In a tough spot with no legal help, Editor-In-Chief Katie Thisdell complied. But first, the junior tried to stop the police by citing the Privacy Protection Act, which should have protected her newsroom from unlawful search and seizure. Under the Privacy Protection Act of 1980, police cannot seize news materials for use in solving a crime if journalists were just observers. Police are required to have a subpoena, which requires a more rigorous process than a search warrant.
Still, the police walked away with 1,000 photos, which they finally surrendered to a neutral party two days later, after The Breeze got legal counsel.
The Privacy Protection Act itself evolved out of a similar situation. In 1971, police got a warrant and searched the student-run Stanford Daily the day after it ran photographs of a riot. The paper charged that its rights protecting freedom of the press and against unlawful search and seizure had been violated. The Supreme Court did not agree. So Congress took matters into its own hands and passed the act so journalists could gather news without fear of government interference.
But apparently the Rockingham County Commonwealth's attorney didn't agree with Congress.
Perhaps attorney Marsha Garst thought she could get away with warped warrants because, unlike Montana, Virginia is one of the few states without a law shielding journalists from having to reveal confidential information when subpoenaed. However, a precedent of protection has persevered in Virginia court rulings.
Shield law or no, reporters still have to be served a subpoena in the first place. That's what Garst didn't get. But she'll learn she overstepped her authority when she is slapped with a fine for violating the Privacy Protection Act.
Guess who's now supporting Garst because he supports "any legal means to gather information?"
Virginia Attorney Gen. Ken Cuccinelli. The same man who joined the group of attorneys general suing the government over the health care bill, who is urging state colleges to remove policies banning discrimination based on sexual orientation, and who originally supported claims that Obama was ineligible for the presidency, although he now denies it. This is not a man who recognizes reality, let alone what's legal.

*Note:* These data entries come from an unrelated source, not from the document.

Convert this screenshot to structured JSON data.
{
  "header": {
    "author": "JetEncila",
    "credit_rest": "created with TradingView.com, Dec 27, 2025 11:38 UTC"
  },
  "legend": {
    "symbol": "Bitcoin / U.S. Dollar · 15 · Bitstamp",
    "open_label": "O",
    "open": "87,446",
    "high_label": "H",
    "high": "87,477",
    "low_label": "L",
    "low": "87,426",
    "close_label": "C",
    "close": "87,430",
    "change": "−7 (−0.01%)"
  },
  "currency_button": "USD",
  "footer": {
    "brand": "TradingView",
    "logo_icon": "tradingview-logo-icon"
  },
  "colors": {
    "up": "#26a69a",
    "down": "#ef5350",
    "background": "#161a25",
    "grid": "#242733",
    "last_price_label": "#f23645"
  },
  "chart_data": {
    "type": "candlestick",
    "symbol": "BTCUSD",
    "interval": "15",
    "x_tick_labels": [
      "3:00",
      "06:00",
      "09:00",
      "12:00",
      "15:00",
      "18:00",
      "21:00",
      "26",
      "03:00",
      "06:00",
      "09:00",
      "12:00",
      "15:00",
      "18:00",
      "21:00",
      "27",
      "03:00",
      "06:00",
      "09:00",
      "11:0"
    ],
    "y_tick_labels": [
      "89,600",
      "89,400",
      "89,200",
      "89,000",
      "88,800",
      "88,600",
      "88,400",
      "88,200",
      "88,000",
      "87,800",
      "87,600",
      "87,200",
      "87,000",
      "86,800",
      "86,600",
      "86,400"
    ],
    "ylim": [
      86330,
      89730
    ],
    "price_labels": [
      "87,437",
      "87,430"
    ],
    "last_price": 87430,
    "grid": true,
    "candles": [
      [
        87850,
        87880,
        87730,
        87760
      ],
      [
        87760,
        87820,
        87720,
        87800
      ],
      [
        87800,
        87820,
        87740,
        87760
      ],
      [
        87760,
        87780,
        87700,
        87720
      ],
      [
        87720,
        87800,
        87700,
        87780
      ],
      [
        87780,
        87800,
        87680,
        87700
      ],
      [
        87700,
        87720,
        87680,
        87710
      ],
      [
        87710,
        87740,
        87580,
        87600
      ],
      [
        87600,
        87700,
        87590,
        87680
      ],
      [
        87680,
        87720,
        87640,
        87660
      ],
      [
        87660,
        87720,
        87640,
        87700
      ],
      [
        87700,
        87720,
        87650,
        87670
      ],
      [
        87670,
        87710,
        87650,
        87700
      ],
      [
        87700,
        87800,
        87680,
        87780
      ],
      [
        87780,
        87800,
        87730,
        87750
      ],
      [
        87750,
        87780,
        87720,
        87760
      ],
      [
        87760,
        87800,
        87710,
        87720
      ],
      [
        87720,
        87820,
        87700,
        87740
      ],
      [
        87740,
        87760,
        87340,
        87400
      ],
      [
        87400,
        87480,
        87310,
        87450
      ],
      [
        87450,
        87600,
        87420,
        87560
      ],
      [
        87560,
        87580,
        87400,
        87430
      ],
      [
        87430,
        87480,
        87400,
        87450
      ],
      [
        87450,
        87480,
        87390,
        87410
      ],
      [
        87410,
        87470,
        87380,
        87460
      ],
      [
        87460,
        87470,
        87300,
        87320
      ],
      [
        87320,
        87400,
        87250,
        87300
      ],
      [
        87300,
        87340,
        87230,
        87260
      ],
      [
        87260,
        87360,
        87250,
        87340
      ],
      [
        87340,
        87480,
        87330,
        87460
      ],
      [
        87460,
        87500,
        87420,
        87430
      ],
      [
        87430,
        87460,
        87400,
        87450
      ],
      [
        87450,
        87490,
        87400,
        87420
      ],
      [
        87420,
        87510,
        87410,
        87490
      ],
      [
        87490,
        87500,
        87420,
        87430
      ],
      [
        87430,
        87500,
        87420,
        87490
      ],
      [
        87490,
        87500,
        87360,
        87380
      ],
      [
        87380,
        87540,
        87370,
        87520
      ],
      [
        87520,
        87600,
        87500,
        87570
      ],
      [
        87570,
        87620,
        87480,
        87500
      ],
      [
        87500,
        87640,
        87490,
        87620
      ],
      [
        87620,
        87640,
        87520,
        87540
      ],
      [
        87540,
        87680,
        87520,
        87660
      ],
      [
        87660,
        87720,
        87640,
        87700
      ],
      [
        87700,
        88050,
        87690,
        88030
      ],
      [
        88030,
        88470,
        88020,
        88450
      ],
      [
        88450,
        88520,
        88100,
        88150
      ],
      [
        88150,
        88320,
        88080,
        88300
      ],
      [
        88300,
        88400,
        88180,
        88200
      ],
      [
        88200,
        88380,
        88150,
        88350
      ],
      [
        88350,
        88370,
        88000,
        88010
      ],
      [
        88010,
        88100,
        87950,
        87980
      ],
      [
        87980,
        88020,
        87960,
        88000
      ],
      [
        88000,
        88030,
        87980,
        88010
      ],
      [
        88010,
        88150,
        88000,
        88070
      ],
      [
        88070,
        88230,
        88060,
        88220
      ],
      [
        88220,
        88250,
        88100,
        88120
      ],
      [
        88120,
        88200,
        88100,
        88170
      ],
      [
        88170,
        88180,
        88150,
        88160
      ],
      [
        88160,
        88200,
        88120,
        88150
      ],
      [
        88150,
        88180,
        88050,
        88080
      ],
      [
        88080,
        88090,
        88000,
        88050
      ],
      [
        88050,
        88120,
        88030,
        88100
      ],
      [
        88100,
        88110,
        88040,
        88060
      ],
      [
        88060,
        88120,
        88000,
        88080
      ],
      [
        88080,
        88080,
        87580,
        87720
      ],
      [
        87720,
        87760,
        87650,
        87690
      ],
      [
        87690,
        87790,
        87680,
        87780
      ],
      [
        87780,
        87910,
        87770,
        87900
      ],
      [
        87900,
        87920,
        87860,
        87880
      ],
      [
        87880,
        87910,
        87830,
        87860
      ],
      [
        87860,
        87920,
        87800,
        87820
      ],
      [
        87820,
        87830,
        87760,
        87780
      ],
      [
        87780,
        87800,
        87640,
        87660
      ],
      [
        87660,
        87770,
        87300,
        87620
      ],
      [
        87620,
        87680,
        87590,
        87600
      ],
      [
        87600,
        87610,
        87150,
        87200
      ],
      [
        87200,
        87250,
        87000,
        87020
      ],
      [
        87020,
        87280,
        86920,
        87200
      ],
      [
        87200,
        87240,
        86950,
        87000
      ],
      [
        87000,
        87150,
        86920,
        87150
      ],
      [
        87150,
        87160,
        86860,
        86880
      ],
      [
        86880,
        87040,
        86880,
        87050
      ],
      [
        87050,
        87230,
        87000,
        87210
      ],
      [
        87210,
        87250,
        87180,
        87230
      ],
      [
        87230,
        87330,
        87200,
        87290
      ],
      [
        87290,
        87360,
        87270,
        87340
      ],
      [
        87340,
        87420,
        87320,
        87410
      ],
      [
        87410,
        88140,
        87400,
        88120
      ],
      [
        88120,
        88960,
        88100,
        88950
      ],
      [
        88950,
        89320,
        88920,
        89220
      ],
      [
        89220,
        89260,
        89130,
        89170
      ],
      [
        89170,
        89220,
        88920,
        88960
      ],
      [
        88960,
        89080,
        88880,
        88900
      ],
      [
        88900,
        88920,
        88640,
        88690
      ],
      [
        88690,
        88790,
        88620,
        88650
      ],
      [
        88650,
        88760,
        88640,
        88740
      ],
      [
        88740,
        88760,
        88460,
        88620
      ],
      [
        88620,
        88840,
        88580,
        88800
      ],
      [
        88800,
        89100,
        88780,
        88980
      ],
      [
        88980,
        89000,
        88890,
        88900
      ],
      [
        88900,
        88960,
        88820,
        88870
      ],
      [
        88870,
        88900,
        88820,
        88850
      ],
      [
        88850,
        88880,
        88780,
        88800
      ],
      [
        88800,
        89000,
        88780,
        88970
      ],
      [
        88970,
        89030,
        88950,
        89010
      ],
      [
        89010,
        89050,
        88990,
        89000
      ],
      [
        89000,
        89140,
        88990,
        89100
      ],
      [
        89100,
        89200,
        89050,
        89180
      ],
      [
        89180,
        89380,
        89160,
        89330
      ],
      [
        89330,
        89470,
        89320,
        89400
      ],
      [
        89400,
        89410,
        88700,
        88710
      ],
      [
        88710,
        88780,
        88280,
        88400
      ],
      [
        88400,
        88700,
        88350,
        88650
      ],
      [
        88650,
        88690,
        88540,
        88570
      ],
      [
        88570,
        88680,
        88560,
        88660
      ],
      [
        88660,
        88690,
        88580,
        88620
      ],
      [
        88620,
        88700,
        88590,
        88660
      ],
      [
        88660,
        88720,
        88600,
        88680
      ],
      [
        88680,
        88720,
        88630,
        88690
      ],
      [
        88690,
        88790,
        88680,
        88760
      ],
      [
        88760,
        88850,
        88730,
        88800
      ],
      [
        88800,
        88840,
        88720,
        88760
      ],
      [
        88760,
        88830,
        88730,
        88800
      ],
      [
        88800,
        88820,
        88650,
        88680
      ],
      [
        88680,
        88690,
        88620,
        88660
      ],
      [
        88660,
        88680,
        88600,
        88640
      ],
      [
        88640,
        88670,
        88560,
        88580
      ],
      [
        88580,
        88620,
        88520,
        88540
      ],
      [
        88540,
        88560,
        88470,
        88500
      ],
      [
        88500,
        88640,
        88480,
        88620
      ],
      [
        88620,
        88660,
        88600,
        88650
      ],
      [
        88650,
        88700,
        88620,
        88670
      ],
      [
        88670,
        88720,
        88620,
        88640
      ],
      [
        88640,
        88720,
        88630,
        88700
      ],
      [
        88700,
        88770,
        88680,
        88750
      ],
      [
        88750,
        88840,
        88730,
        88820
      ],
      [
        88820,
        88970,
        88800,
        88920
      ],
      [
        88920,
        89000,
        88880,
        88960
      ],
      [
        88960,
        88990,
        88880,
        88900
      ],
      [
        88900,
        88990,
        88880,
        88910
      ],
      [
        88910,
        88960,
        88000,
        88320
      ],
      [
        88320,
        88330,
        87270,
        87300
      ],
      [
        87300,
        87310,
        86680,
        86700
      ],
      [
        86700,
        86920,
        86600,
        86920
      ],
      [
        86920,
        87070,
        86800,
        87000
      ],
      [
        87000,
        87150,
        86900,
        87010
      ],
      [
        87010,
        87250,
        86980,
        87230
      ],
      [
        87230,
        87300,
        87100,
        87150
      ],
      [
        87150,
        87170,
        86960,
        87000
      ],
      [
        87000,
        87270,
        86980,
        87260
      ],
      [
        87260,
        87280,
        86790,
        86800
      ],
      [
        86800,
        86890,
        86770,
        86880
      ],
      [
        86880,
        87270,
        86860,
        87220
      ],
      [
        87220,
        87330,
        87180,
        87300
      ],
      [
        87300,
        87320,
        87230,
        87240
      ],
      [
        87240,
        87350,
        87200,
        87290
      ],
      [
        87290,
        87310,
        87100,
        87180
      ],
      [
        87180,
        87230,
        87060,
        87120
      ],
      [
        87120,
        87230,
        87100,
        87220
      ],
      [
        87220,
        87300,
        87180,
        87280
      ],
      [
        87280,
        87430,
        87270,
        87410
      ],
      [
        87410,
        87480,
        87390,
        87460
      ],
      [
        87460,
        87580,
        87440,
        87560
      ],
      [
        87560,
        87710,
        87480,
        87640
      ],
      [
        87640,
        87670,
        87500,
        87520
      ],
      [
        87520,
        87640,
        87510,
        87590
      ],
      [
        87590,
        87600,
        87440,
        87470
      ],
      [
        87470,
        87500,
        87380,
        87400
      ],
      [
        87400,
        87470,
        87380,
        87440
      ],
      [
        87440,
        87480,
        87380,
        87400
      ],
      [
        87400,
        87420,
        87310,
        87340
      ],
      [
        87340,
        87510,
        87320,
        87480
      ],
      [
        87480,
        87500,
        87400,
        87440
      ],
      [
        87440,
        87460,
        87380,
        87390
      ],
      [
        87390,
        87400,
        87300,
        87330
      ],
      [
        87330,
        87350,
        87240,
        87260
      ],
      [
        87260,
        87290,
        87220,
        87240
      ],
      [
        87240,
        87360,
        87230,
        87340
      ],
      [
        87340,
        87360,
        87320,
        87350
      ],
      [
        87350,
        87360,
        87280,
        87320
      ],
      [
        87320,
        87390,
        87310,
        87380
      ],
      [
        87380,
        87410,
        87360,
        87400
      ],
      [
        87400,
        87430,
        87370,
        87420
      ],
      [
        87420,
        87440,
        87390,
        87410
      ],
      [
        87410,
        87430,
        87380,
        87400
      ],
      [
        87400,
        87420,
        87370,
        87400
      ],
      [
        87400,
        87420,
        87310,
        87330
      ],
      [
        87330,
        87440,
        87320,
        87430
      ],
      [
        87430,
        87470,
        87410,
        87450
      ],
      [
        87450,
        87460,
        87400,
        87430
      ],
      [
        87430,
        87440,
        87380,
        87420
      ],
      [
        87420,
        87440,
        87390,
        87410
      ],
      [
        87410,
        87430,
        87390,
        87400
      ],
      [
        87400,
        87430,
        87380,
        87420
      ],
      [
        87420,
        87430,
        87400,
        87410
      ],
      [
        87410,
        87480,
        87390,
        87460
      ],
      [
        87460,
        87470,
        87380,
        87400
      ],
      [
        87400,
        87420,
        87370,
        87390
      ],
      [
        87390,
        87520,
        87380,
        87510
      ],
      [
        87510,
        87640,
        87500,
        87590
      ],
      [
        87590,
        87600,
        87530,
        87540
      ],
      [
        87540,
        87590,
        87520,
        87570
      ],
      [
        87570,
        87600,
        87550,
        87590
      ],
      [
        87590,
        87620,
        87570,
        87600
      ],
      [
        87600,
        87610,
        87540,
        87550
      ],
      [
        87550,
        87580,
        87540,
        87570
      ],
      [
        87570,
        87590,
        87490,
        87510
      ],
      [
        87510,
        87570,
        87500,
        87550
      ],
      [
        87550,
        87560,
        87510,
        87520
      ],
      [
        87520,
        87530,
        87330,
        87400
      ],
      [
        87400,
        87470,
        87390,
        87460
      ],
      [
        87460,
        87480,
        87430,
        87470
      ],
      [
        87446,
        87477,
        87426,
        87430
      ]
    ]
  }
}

To the old saying, "Rules are made to be broken," Garst and Cuccinelli might add, "Especially if you don't agree with them." Like many of a conservative bent, they would rather push unrestrained free enterprise than a free press. Some challenge laws they disagree with by breaking them, then appealing them in the courts. And as long as the news industry is struggling, they appear to think now is the time to strike at its protections, starting with the little guys.